WHERE node0 = #constant#
AND node1 = #constant#
AND node2 = #constant#
AND node3 = #constant#
AND version = #constant#
This multicolumn index will help.
INDEX example_nodes_version (node0, node1, node2, node3, version)
It will not help if you don't filter on those conditions in order. For example it will help this
WHERE node0 = #constant#
AND node1 = #constant#
but not this
WHERE node2 = #constant#
AND version = #constant#
Here's an even faster way to handle indexing if the vast majority of your queries follow the first query pattern.

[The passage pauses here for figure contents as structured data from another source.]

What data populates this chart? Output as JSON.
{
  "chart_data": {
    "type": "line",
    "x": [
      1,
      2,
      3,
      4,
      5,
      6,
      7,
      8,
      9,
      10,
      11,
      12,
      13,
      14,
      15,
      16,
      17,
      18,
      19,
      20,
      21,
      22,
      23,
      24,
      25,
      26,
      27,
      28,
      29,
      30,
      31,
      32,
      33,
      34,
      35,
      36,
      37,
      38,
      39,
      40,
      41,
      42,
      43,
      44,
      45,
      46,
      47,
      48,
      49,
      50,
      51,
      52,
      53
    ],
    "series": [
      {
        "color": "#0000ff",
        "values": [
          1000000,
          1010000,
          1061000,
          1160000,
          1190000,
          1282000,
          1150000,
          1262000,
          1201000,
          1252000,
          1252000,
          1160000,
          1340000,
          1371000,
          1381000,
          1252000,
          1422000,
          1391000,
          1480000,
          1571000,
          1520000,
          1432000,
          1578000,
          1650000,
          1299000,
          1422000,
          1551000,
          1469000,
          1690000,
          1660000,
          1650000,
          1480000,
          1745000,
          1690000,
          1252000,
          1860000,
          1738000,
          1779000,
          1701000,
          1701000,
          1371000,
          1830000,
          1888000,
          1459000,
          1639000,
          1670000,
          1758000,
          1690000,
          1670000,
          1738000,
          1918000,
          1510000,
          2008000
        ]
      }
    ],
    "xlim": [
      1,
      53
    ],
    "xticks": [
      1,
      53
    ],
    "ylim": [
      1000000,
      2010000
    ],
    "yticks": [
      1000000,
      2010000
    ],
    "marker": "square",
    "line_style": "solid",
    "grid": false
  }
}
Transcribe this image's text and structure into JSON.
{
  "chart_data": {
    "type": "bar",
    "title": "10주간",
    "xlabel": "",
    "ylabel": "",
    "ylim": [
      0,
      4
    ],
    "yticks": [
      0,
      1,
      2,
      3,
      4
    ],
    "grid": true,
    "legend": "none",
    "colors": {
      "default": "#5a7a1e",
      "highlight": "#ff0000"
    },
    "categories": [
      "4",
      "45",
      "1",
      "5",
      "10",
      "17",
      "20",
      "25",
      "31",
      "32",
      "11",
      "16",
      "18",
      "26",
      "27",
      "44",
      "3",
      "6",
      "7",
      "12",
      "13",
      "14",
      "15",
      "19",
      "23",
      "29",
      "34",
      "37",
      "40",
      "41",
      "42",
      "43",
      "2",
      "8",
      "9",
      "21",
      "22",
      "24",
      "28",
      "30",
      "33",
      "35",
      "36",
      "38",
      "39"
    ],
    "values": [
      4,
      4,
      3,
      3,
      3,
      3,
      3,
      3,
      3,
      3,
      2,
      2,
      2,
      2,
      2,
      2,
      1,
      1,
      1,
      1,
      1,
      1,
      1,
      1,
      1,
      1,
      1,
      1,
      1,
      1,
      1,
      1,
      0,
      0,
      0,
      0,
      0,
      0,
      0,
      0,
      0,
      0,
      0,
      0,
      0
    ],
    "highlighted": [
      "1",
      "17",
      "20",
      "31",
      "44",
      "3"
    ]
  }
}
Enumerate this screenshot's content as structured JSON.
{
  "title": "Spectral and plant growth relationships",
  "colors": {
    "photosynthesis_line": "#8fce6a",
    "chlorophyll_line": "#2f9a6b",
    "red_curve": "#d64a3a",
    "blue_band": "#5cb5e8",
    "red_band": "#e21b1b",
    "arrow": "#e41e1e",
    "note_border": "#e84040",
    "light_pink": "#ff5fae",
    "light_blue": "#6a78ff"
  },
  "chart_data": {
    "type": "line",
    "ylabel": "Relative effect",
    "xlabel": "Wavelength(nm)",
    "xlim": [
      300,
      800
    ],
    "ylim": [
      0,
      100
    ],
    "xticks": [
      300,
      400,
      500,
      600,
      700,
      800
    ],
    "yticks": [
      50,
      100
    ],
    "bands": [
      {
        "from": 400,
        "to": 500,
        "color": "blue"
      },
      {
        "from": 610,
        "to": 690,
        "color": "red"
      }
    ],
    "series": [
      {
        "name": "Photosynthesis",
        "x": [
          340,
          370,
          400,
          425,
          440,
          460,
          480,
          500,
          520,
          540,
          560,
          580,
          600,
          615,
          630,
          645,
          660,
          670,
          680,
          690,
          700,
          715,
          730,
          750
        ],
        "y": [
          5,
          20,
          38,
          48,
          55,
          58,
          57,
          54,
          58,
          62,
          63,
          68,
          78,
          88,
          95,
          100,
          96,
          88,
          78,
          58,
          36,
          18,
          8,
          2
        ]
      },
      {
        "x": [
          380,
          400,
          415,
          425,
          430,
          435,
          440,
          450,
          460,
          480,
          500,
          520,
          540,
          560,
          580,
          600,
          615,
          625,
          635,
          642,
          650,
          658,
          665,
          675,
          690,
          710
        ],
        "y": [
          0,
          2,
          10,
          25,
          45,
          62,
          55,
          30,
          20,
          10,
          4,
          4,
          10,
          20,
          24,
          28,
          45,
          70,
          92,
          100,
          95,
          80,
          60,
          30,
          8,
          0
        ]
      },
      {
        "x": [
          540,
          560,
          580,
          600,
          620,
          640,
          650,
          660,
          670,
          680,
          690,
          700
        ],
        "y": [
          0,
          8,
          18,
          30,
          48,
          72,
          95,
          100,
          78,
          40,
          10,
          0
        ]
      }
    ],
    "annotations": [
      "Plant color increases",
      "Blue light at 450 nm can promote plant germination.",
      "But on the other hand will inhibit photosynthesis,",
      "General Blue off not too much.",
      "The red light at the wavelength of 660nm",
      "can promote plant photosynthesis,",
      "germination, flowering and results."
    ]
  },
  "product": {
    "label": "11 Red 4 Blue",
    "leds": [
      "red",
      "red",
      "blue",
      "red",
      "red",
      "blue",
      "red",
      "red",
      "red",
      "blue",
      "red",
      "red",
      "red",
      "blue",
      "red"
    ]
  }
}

You can make your primary key the concatenation of those columns, and create a UNIQUE key to handle your autoincrementing ID.
CREATE TABLE example (
id INT AUTO_INCREMENT NOT NULL,
node0 SMALLINT DEFAULT 0 NOT NULL,
node1 SMALLINT DEFAULT 0 NOT NULL,
node2 SMALLINT DEFAULT 0 NOT NULL,
node3 SMALLINT DEFAULT 0 NOT NULL,
version SMALLINT DEFAULT 1 NOT NULL,
user_id INT DEFAULT NULL,
score INT DEFAULT 0 NOT NULL,
datetime BIGINT NOT NULL,
INDEX IDX_22B017FAA76ED395 (user_id),
PRIMARY KEY(node0, node1, node2, node3, version),
UNIQUE INDEX ex_autoincrement (id)
)
Why is this helpful? InnoDB uses a clustered index storage scheme. That is, it stores all the data as part of its primary key. So, lookups according to the filtering above will directly access your data rather than having to search the index, then search a separate table.
Unless you project this table to be large (a million rows or more) and heavily queried, you should keep it simple: create indexes to match your query patterns and use the id
as the primary key.
And know this: as applications and their tables grow, often new indexes are required to match real-world query patterns. It's easy to add new indexes based on experience.